Posted 26 мая 2011,, 20:00

Published 26 мая 2011,, 20:00

Modified 8 марта, 06:19

Updated 8 марта, 06:19

Поэт с душою санитарки

Поэт с душою санитарки

26 мая 2011, 20:00
Инна ЛИСНЯНСКАЯ 1928, Баку

В кошмарах не без оснований разочарованного в коммунизме, но не очарованного и капитализмом Джорджа Оруэлла все-таки не хватает хотя бы подспудного противопоставления культуры и тоталитаризма, свойственного не только одной политической системе. А ведь свободная мысль, как в живых тайниках, пряталась в людях самых несвободных обществ и мужала именно в силу неизбежного духовного сопротивления. Мне повезло: со своей манией поиска единомышленников, прежде чем прорваться сквозь железный занавес в остальной мир, я побывал во всех республиках Советского Союза, в самых отдаленных местах России – на Камчатке, на Чукотке, на Сахалине, в Магадане и прошел по семи сибирским рекам.

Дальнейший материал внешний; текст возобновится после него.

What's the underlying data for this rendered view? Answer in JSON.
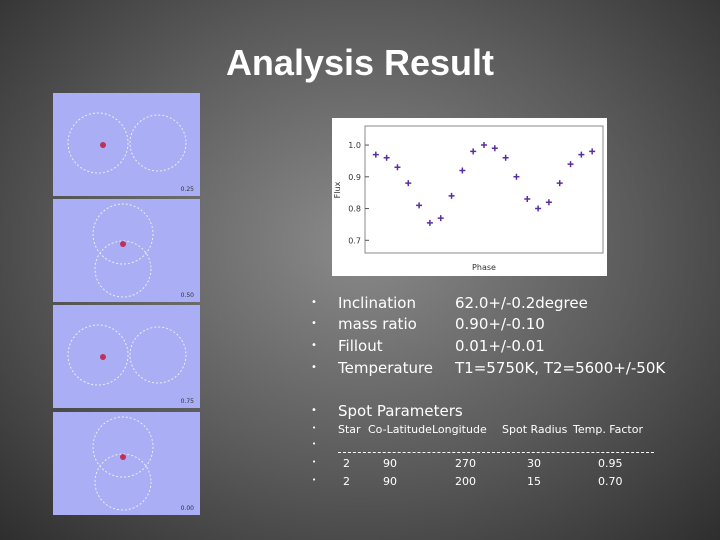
{
  "slide": {
    "title": "Analysis Result",
    "phase_panels": [
      "0.25",
      "0.50",
      "0.75",
      "0.00"
    ],
    "light_curve": {
      "type": "scatter",
      "x_label": "Phase",
      "y_label": "Flux",
      "color": "#5a2ea0",
      "xlim": [
        -0.05,
        1.05
      ],
      "ylim": [
        0.66,
        1.06
      ],
      "yticks": [
        {
          "value": 1,
          "label": "1.0"
        },
        0.9,
        0.8,
        0.7
      ],
      "x": [
        0,
        0.05,
        0.1,
        0.15,
        0.2,
        0.25,
        0.3,
        0.35,
        0.4,
        0.45,
        0.5,
        0.55,
        0.6,
        0.65,
        0.7,
        0.75,
        0.8,
        0.85,
        0.9,
        0.95,
        1.0
      ],
      "values": [
        0.97,
        0.96,
        0.93,
        0.88,
        0.81,
        0.755,
        0.77,
        0.84,
        0.92,
        0.98,
        1.0,
        0.99,
        0.96,
        0.9,
        0.83,
        0.8,
        0.82,
        0.88,
        0.94,
        0.97,
        0.98
      ]
    },
    "parameters": [
      {
        "label": "Inclination",
        "value": "62.0+/-0.2degree"
      },
      {
        "label": "mass ratio",
        "value": "0.90+/-0.10"
      },
      {
        "label": "Fillout",
        "value": "0.01+/-0.01"
      },
      {
        "label": "Temperature",
        "value": "T1=5750K, T2=5600+/-50K"
      }
    ],
    "spot_title": "Spot Parameters",
    "spot_table": {
      "columns": [
        "Star",
        "Co-Latitude",
        "Longitude",
        "Spot Radius",
        "Temp. Factor"
      ],
      "rows": [
        [
          "2",
          "90",
          "270",
          "30",
          "0.95"
        ],
        [
          "2",
          "90",
          "200",
          "15",
          "0.70"
        ]
      ]
    }
  }
}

И везде, несмотря на неустанное пропагандистское оболванивание населения, находил точечные пульсирующие тайники интеллигентности и свободомыслия.

И в Баку, родном городе Инны Лиснянской, я встретил многих упрямых, думающих людей – и азербайджанцев, и русских, и евреев, и армян, которые отнюдь не враждовали тогда, а были заодно, понимая, что у всех у них общий враг – пропитанная сталинизмом феодальная партократия.

Сама Инна, писавшая стихи с тринадцати лет, живо интересовалась не только литературой, но и театром, и музыкой. Во время войны она переболела туберкулезом и еще подростком, чтобы выжить, устроилась санитаркой в одном из самых страшных мест – госпитале лицевого ранения, о чем через много лет написала душераздирающий венок сонетов.

Первые стихи она опубликовала в 1948 году в местной молодежной газете, затем напечаталась и в общесоюзной «Комсомольской правде». В 1960-м поступила в Москве на Высшие литературные курсы. Ее обогрели такие мало печатаемые, но высоко ценимые знатоками поэты, как Арсений Тарковский, Мария Петровых, Семен Липкин. Однако в издательствах стихи Лиснянской встречали весьма холодный прием. Вышедшие в Москве четыре книжки были сильно пощипаны цензурой. Зарабатывать на жизнь приходилось главным образом переводами. В этом она повторяла своих наставников.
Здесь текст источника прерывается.